Filebeat Performance

Hi,

My filebeat config file has 5 prospectors.
Each one access a network path on one of five application servers.

app_server_01, d:\app_server\logs\app_server_01.log
app_server_02, d:\app_server\logs\app_server_02.log
app_server_03, d:\app_server\logs\app_server_03.log
app_server_04, d:\app_server\logs\app_server_04.log
app_server_05, d:\app_server\logs\app_server_05.log

Logs are being rotated.

The Filebeat sends the data to ingest node in Elastic.

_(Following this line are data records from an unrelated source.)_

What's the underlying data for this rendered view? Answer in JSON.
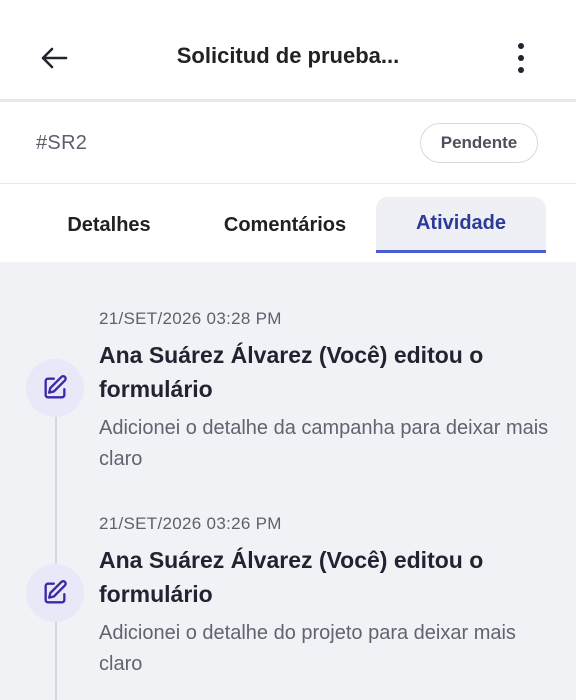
{
  "header": {
    "title": "Solicitud de prueba...",
    "back_icon": "arrow-left-icon",
    "menu_icon": "more-vertical-icon"
  },
  "request": {
    "id": "#SR2",
    "status": "Pendente"
  },
  "tabs": [
    {
      "label": "Detalhes",
      "active": false
    },
    {
      "label": "Comentários",
      "active": false
    },
    {
      "label": "Atividade",
      "active": true
    }
  ],
  "activity": [
    {
      "timestamp": "21/SET/2026 03:28 PM",
      "title": "Ana Suárez Álvarez (Você) editou o formulário",
      "description": "Adicionei o detalhe da campanha para deixar mais claro",
      "icon": "edit-icon"
    },
    {
      "timestamp": "21/SET/2026 03:26 PM",
      "title": "Ana Suárez Álvarez (Você) editou o formulário",
      "description": "Adicionei o detalhe do projeto para deixar mais claro",
      "icon": "edit-icon"
    }
  ],
  "colors": {
    "accent": "#4a5bd4",
    "icon": "#3a2aa8",
    "feed_bg": "#f1f2f6"
  }
}
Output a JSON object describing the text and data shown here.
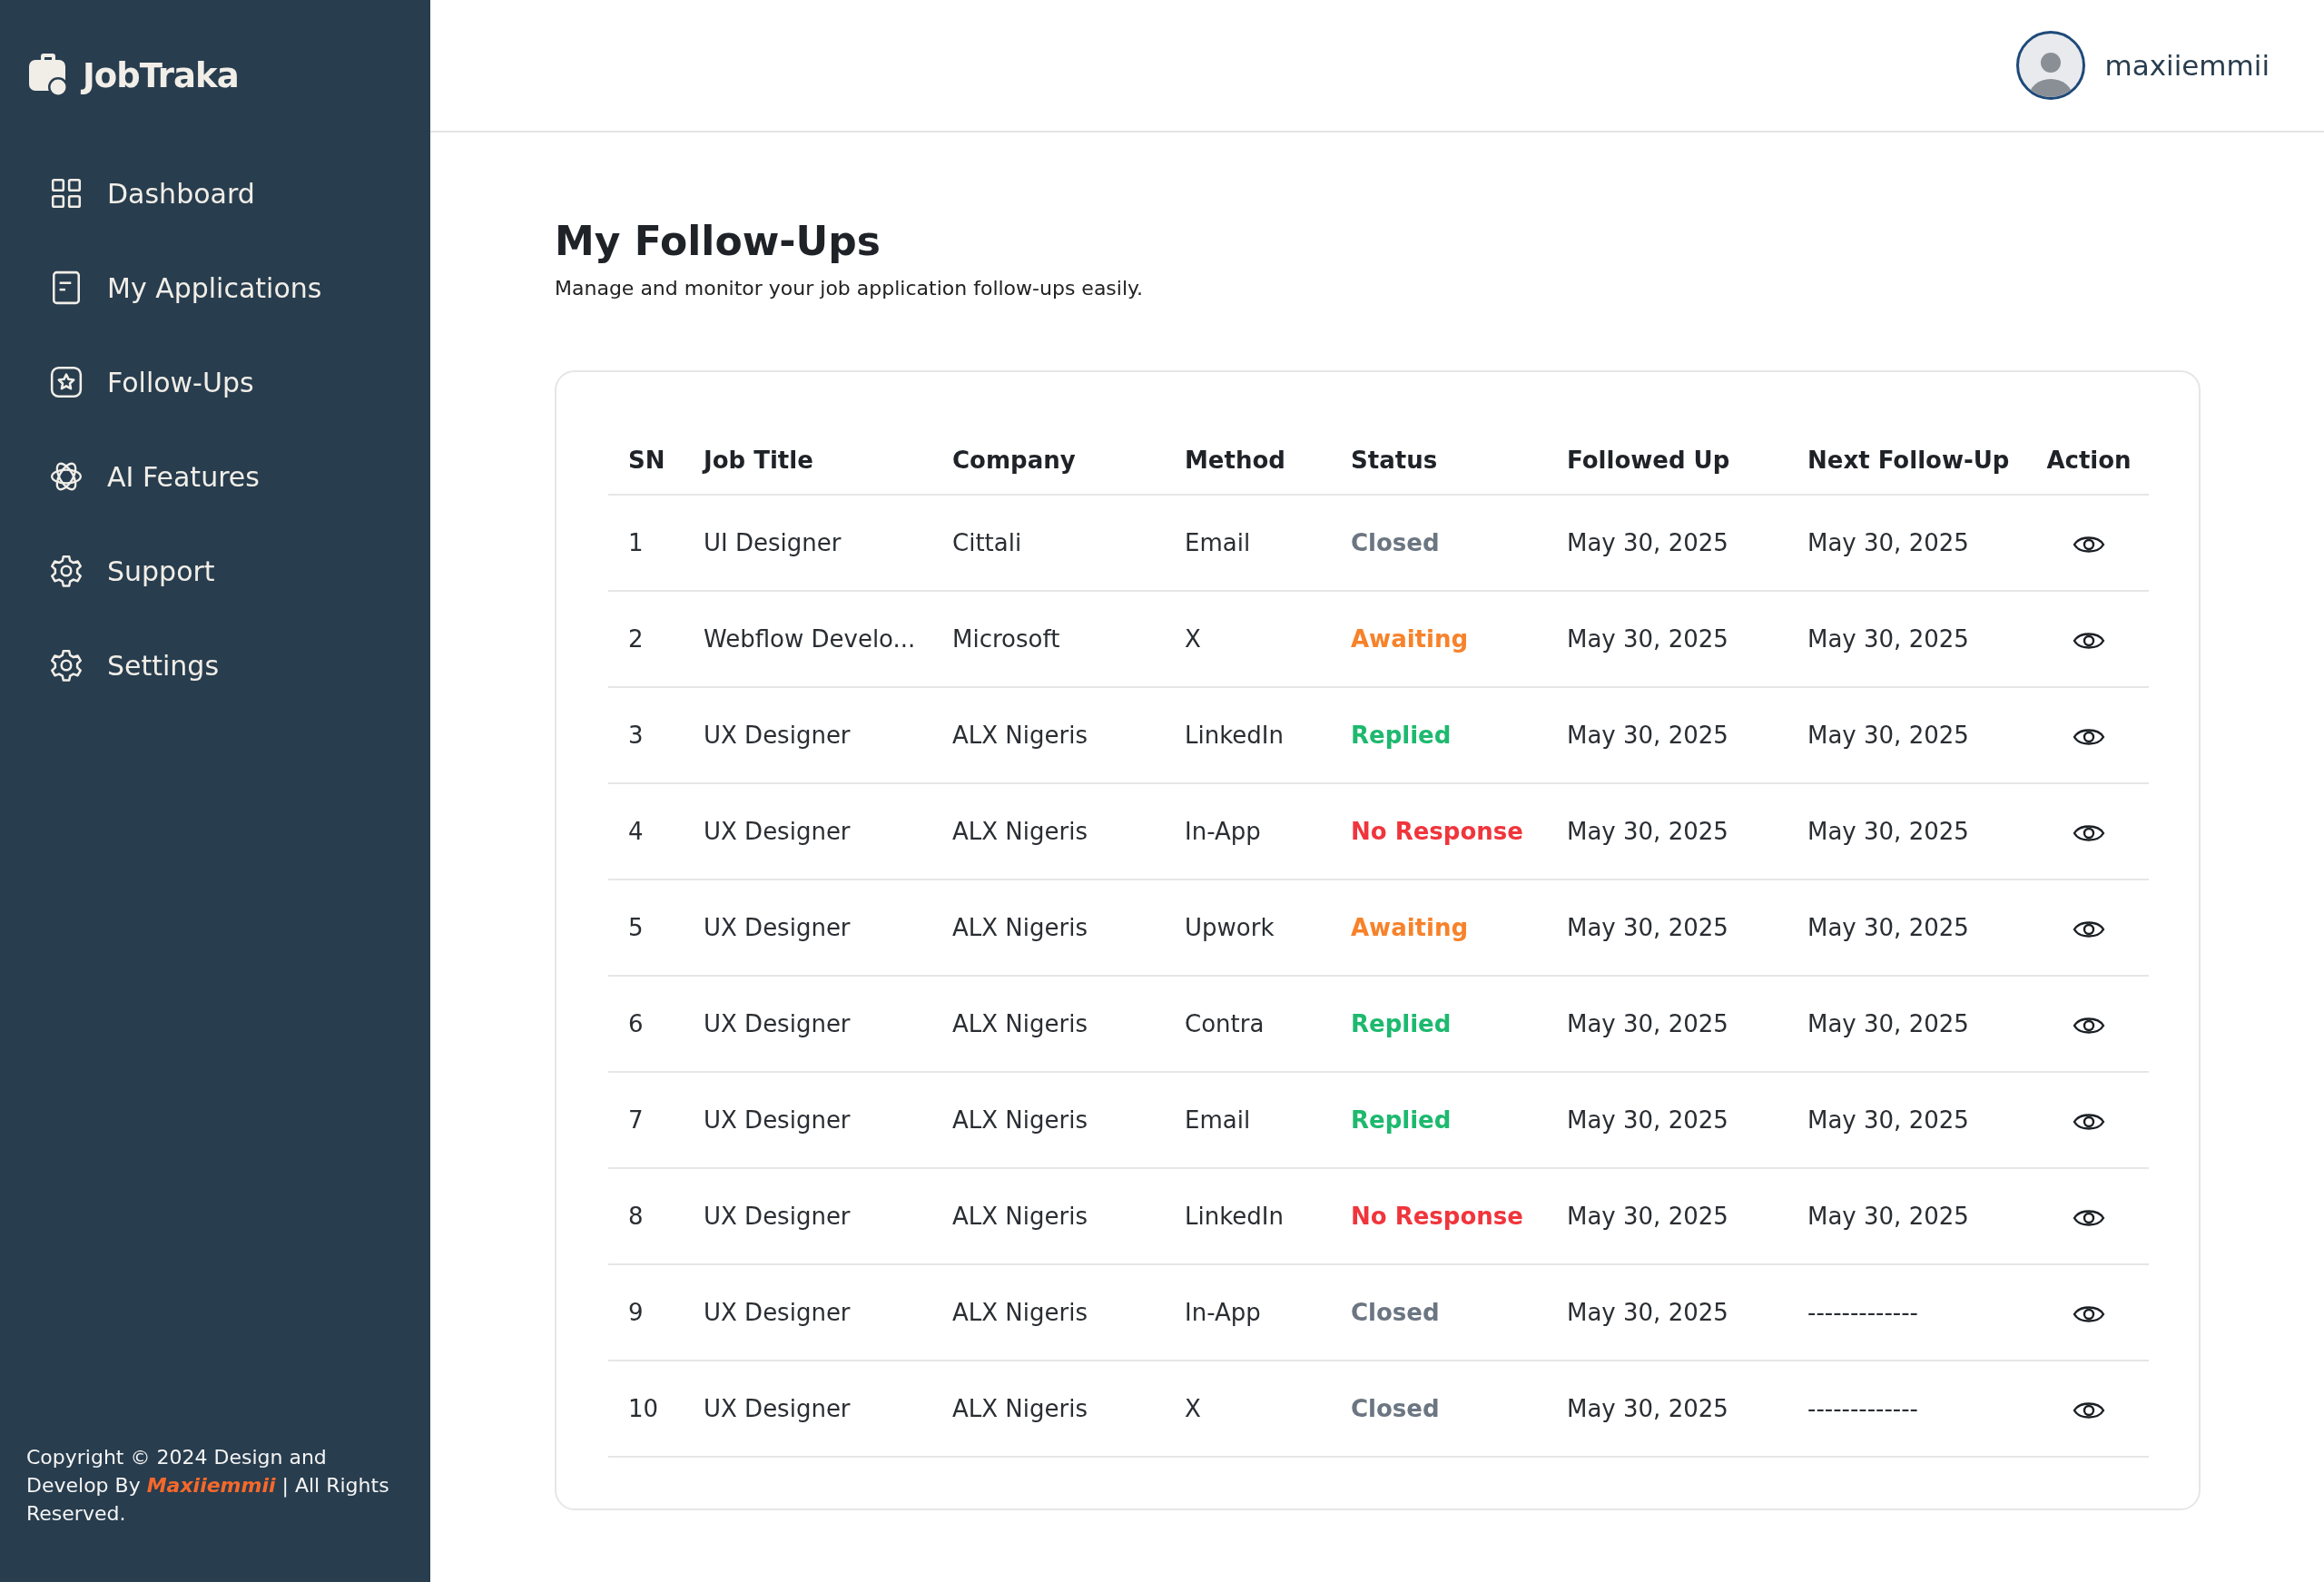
{
  "sidebar": {
    "logo": "JobTraka",
    "items": [
      {
        "label": "Dashboard",
        "selected": false
      },
      {
        "label": "My Applications",
        "selected": false
      },
      {
        "label": "Follow-Ups",
        "selected": false
      },
      {
        "label": "AI Features",
        "selected": false
      },
      {
        "label": "Support",
        "selected": false
      },
      {
        "label": "Settings",
        "selected": false
      }
    ],
    "footer": {
      "before": "Copyright © 2024 Design and Develop By",
      "author": "Maxiiemmii",
      "after": "| All Rights Reserved."
    }
  },
  "header": {
    "username": "maxiiemmii"
  },
  "page": {
    "title": "My Follow-Ups",
    "subtitle": "Manage and monitor your job application follow-ups easily."
  },
  "table": {
    "columns": [
      "SN",
      "Job Title",
      "Company",
      "Method",
      "Status",
      "Followed Up",
      "Next Follow-Up",
      "Action"
    ],
    "rows": [
      {
        "sn": "1",
        "job_title": "UI Designer",
        "company": "Cittali",
        "method": "Email",
        "status": "Closed",
        "color": "#6b7682",
        "followed_up": "May 30, 2025",
        "next_follow_up": "May 30, 2025"
      },
      {
        "sn": "2",
        "job_title": "Webflow Develo...",
        "company": "Microsoft",
        "method": "X",
        "status": "Awaiting",
        "color": "#f7822a",
        "followed_up": "May 30, 2025",
        "next_follow_up": "May 30, 2025"
      },
      {
        "sn": "3",
        "job_title": "UX Designer",
        "company": "ALX Nigeris",
        "method": "LinkedIn",
        "status": "Replied",
        "color": "#1db96f",
        "followed_up": "May 30, 2025",
        "next_follow_up": "May 30, 2025"
      },
      {
        "sn": "4",
        "job_title": "UX Designer",
        "company": "ALX Nigeris",
        "method": "In-App",
        "status": "No Response",
        "color": "#f0353c",
        "followed_up": "May 30, 2025",
        "next_follow_up": "May 30, 2025"
      },
      {
        "sn": "5",
        "job_title": "UX Designer",
        "company": "ALX Nigeris",
        "method": "Upwork",
        "status": "Awaiting",
        "color": "#f7822a",
        "followed_up": "May 30, 2025",
        "next_follow_up": "May 30, 2025"
      },
      {
        "sn": "6",
        "job_title": "UX Designer",
        "company": "ALX Nigeris",
        "method": "Contra",
        "status": "Replied",
        "color": "#1db96f",
        "followed_up": "May 30, 2025",
        "next_follow_up": "May 30, 2025"
      },
      {
        "sn": "7",
        "job_title": "UX Designer",
        "company": "ALX Nigeris",
        "method": "Email",
        "status": "Replied",
        "color": "#1db96f",
        "followed_up": "May 30, 2025",
        "next_follow_up": "May 30, 2025"
      },
      {
        "sn": "8",
        "job_title": "UX Designer",
        "company": "ALX Nigeris",
        "method": "LinkedIn",
        "status": "No Response",
        "color": "#f0353c",
        "followed_up": "May 30, 2025",
        "next_follow_up": "May 30, 2025"
      },
      {
        "sn": "9",
        "job_title": "UX Designer",
        "company": "ALX Nigeris",
        "method": "In-App",
        "status": "Closed",
        "color": "#6b7682",
        "followed_up": "May 30, 2025",
        "next_follow_up": "-------------"
      },
      {
        "sn": "10",
        "job_title": "UX Designer",
        "company": "ALX Nigeris",
        "method": "X",
        "status": "Closed",
        "color": "#6b7682",
        "followed_up": "May 30, 2025",
        "next_follow_up": "-------------"
      }
    ]
  }
}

While accessing the data using Kibana.
It seems that data is being received in Realtime from app_server_01, but from app_server_03, there is a long delay, like for 30 minutes and data has not been received yet.

After a while, the data does get indexed in Elastic Search.

I need to have it all in as close as it can be to Real Time.

What can be checked for the Configuration ?
What can cause such a delay on one machine, and no delay on the other (Using same FB, different prospectors accessing the files) ?

Thanks,

Ori

Please share your Filebeat config, version, and OS.

If you are reading the files over a network share I would think this is most likely the cause. See Can’t read log files from network volumes?.

Hi,

Apparently it is a Log4J issue on windows machines.
The Modification data is not being updated while the file is being populated, but randomly.

This is a very serious issue, as we can not provide a Real Time indexing of the logs data.

Ori

This topic was automatically closed 28 days after the last reply. New replies are no longer allowed.